I have previously tested a few text-mining tools. One tool that I have experimented with is the Google Books Ngrams Viewer. This tool scans texts from books that are currently in the public domain, and tracks the frequency in which certain terms are used over time (currently it will go up until 2008). My research centers on the trauma of nurses during the First World War, so I decided to use three key terms from my research: “trauma”, “nurse”, and “World War I”. As seen below in the screenshot of the graph from the search, a number of things can be interpreted/analyzed, such as the frequency of the words in each given year and the overlapping (or lack of overlapping) of the terms. For example, it is interesting to see how “World War I” peaks following the Second World War in the late 1940s. What can be inferred from that peak? Did books published at the time seek to make connections between World War I and World War II? Or, another observation- there is an overlap with “World War I” and “trauma” in the years prior to the Second World War, specifically around 1937. Why is that? Does this relate to the books being published by those of the First World War period who lived through the trauma? Or could it have to do with pensions? Or maybe it relates to research being done on trauma from the First World War.

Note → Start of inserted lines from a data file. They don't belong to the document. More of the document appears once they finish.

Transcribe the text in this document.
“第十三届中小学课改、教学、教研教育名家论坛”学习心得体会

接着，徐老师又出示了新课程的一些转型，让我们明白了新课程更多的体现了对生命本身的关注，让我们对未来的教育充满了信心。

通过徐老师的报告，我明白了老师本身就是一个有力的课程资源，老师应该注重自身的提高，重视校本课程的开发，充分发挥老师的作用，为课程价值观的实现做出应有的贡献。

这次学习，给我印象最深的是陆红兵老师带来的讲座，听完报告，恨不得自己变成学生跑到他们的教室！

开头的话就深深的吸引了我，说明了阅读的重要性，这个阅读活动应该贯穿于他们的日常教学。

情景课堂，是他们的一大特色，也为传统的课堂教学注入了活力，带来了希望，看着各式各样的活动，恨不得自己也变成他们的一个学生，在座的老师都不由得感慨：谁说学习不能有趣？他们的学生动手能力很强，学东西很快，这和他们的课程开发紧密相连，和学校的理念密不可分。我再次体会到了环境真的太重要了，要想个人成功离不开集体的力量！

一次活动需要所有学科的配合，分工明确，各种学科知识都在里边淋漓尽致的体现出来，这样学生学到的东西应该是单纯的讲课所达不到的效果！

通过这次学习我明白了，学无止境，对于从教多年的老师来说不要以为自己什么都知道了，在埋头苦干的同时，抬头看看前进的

This tool is a great starting point, but I think it is important to realize it is just that, a starting point. The search I did is very bare-bones. There are a number of issues with it being such a simple search. First, there is the limitation of publication dates searched stopping at 2008. Another issue is that the three key search terms are terms that have other forms. “World War I” is also “First World War,” “Great War,” and “WWI,” at the very least. Or, the term “trauma” is not limited to psychological trauma, in addition to the issue being that “psychological trauma” has multiple forms as well, such as “shell shock,” which is a key term associated with World War I. This also proves another limitation, which is not being able to necessarily see the change in terms over time. Of course, more than just these three key terms can be searched, but this leaves it up to the user to determine which key terms are the most relevant to the search.
Despite the limitations to this very broad and general search, it is again, a great place to start and ways for individuals to see initial patterns that can lead to further research and investigation. I believe that by working with tools such as the Google Books Ngrams Viewer, I could use text-mining to benefit my own research. For example, it would be interesting to see, when looking at the different (and similar) terminology used to describe psychological trauma, the frequency in which terms were used in different periods, and what other key terms are most frequently associated with terms centering on psychological trauma. With the wide range of tools available, and that will become available over time, it is very possible to do this.